How to fix Domain Authentication Issues with CloudFlare DNS Proxy
Table of Contents
If your SiteGround Email Marketing domain fails to authenticate or takes too long, and you are using Cloudflare DNS – this short guide is for you.
Why your domain authentication may be failing?
To authenticate your domain for using the Email Marketing service, you must create a specific CNAME record in your external DNS zone. In rare cases, the authentication may fail, and you can find working solutions in the article below.
What to do if your domain authentication fails?
If you’ve tried the solutions outlined there and your Email Marketing CNAME record is:
- existing in your external DNS zone,
- properly spelled in your external DNS zone,
- resolving correctly with a DNS checker.
However, the authentication may still fail if you are using CloudFlare DNS Proxy. SiteGround Email Marketing uses CNAME records to verify the authenticity of the sender’s domain. When proxied, the CNAME record resolves to a CloudFlare IP instead of the intended destination. That inconsistency can cause a domain authentication failure.
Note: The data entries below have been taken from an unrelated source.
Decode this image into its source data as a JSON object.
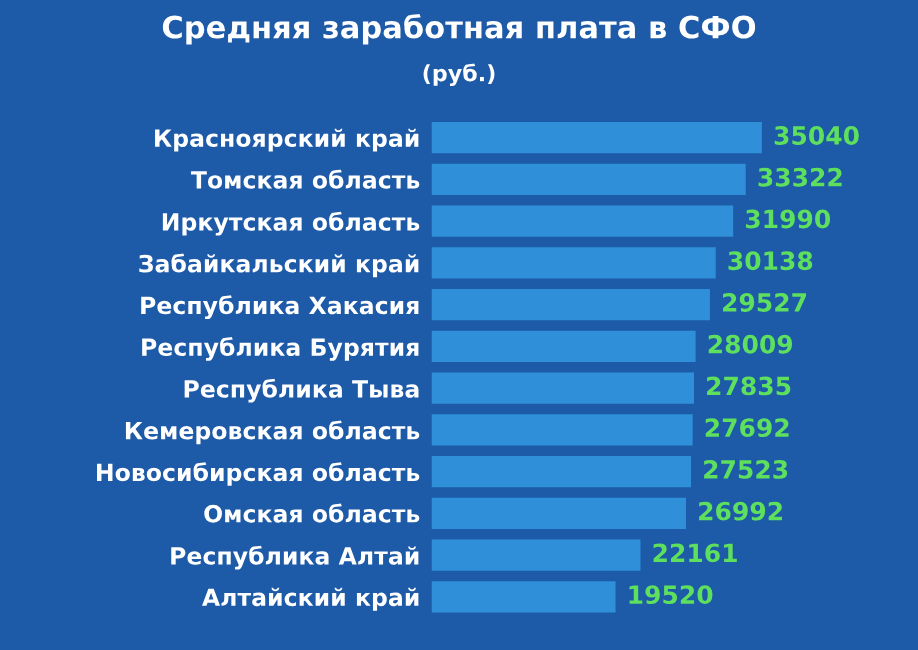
{
  "chart_data": {
    "type": "bar",
    "orientation": "horizontal",
    "title": "Средняя заработная плата в СФО",
    "subtitle": "(руб.)",
    "categories": [
      "Красноярский край",
      "Томская область",
      "Иркутская область",
      "Забайкальский край",
      "Республика Хакасия",
      "Республика Бурятия",
      "Республика Тыва",
      "Кемеровская область",
      "Новосибирская область",
      "Омская область",
      "Республика Алтай",
      "Алтайский край"
    ],
    "values": [
      35040,
      33322,
      31990,
      30138,
      29527,
      28009,
      27835,
      27692,
      27523,
      26992,
      22161,
      19520
    ],
    "color": "#2f8fd8",
    "data_labels": true
  }
}
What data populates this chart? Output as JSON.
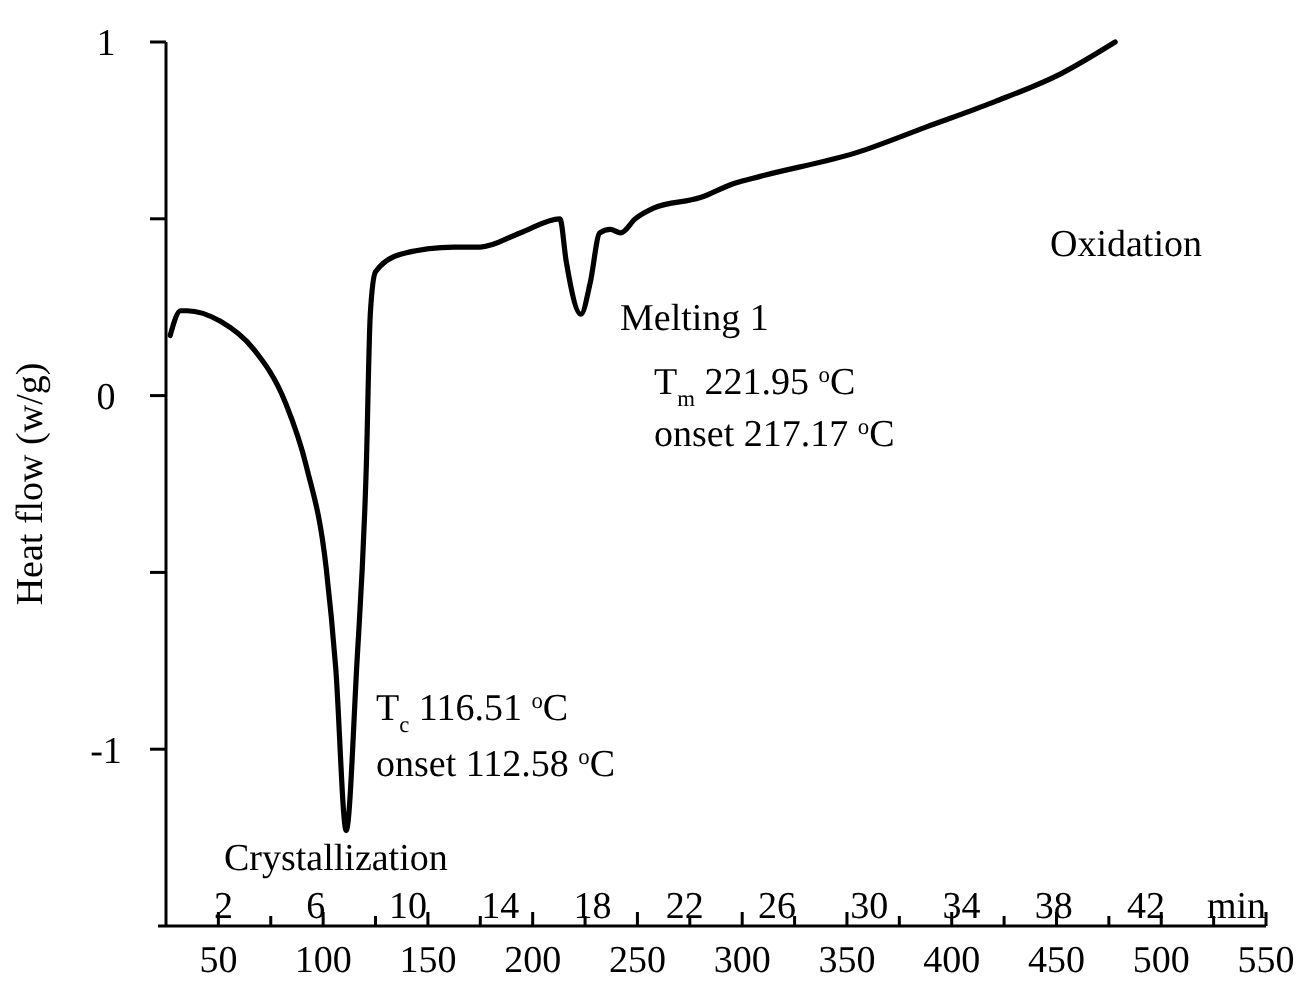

To allow successful authentication, we recommend creating an unproxied CNAME record. That means using the DNS-only option for your CNAME in your CloudFlare DNS zone.
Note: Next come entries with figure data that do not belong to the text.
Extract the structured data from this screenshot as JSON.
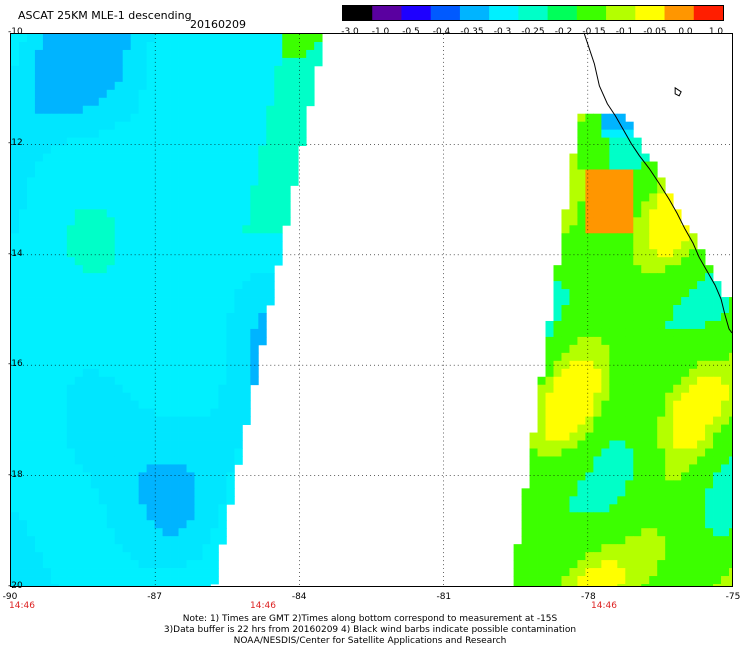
{
  "header": {
    "title": "ASCAT 25KM MLE-1 descending",
    "date": "20160209"
  },
  "colorbar": {
    "ticks": [
      "-3.0",
      "-1.0",
      "-0.5",
      "-0.4",
      "-0.35",
      "-0.3",
      "-0.25",
      "-0.2",
      "-0.15",
      "-0.1",
      "-0.05",
      "0.0",
      "1.0"
    ],
    "colors": [
      "#000000",
      "#5a00a0",
      "#1e00ff",
      "#005aff",
      "#00b4ff",
      "#00f0ff",
      "#00ffc8",
      "#00ff5a",
      "#3cff00",
      "#b4ff00",
      "#ffff00",
      "#ff9600",
      "#ff1e00"
    ]
  },
  "map": {
    "lat_labels": [
      "-10",
      "-12",
      "-14",
      "-16",
      "-18",
      "-20"
    ],
    "lon_labels": [
      "-90",
      "-87",
      "-84",
      "-81",
      "-78",
      "-75"
    ],
    "time_labels": [
      "14:46",
      "14:46",
      "14:46"
    ],
    "lat_range": [
      -20,
      -10
    ],
    "lon_range": [
      -90,
      -75
    ]
  },
  "footer": {
    "line1": "Note: 1) Times are GMT 2)Times along bottom correspond to measurement at -15S",
    "line2": "3)Data buffer is 22 hrs from 20160209 4) Black wind barbs indicate possible contamination",
    "line3": "NOAA/NESDIS/Center for Satellite Applications and Research"
  }
}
How to Deactivate CloudFlare DNS Proxy for your Email Marketing CNAME Record?
Deactivating the DNS proxying for your Email Marketing CNAME record is a simple task. It takes just a few clicks to get your domain authentication back on track. Read on to learn the steps of this straightforward fix.
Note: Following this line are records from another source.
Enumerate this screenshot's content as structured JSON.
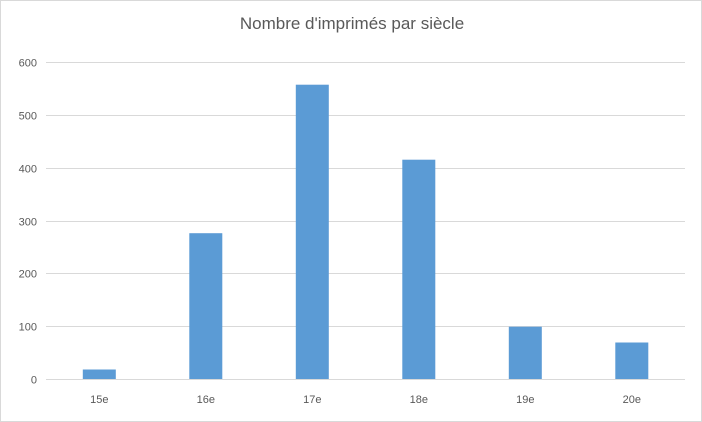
{
  "chart_data": {
    "type": "bar",
    "title": "Nombre d'imprimés par siècle",
    "categories": [
      "15e",
      "16e",
      "17e",
      "18e",
      "19e",
      "20e"
    ],
    "values": [
      18,
      276,
      557,
      415,
      99,
      69
    ],
    "ylim": [
      0,
      600
    ],
    "yticks": [
      "0",
      "100",
      "200",
      "300",
      "400",
      "500",
      "600"
    ],
    "grid": true,
    "legend": "none",
    "colors": {
      "bar": "#5b9bd5",
      "grid": "#d9d9d9",
      "axis": "#d9d9d9",
      "text": "#595959"
    }
  }
}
- Log in to your CloudFlare account and navigate to the Websites dashboard.
- Select the domain that you’re using for your Email Marketing service by clicking on it.
- Navigate to the DNS > Records menu to manage all DNS records associated with your domain.
- Look for the SiteGround Email Marketing CNAME record and check if an orange cloud saying “Proxied” is present.
- Click on the Edit button on the far right to open the record’s settings.
- Toggle off the orange cloud, which will set the Proxy status to “DNS only.”
- Save the changes to ensure that the proxy is disabled for this CNAME record.
It’s that simple. By turning off the proxy, you’re allowing for direct DNS queries to the CNAME record. This facilitates accurate DNS routing and authentication for your Email Marketing service. Disabling the DNS Proxy for your Email Marketing CNAME resumes the authentication automatically.
Why can’t I use CloudFlare DNS Proxy with the Email Marketing CNAME?
CloudFlare’s DNS Proxy is widely recognized for its ability to enhance a domain’s security. When it comes to A / AAAA records, which link domain names to IP addresses, the service works great for extra protection.
However, when it comes to CNAME records, which alias one domain name to another, the CloudFlare proxy can occasionally throw a wrench in the works. That is particularly true for services that require precise DNS routing, like our Email Marketing service.
CNAME records are crucial for our Email Marketing service. They verify the domain ownership and enhance email deliverability by authenticating sender domains. When CloudFlare’s DNS proxy is active for the CNAME, it can obfuscate the true destination of the DNS query. That leads to authentication failures; hence, we advise disabling the DNS proxy service for the Email Marketing CNAME.
Conclusion
In conclusion, this tweak is an easy and effective fix. It ensures your Email Marketing service can authenticate your domain without any interruptions. Deactivating CloudFlare DNS Proxy improves the Email Marketing service consistency and email deliverability.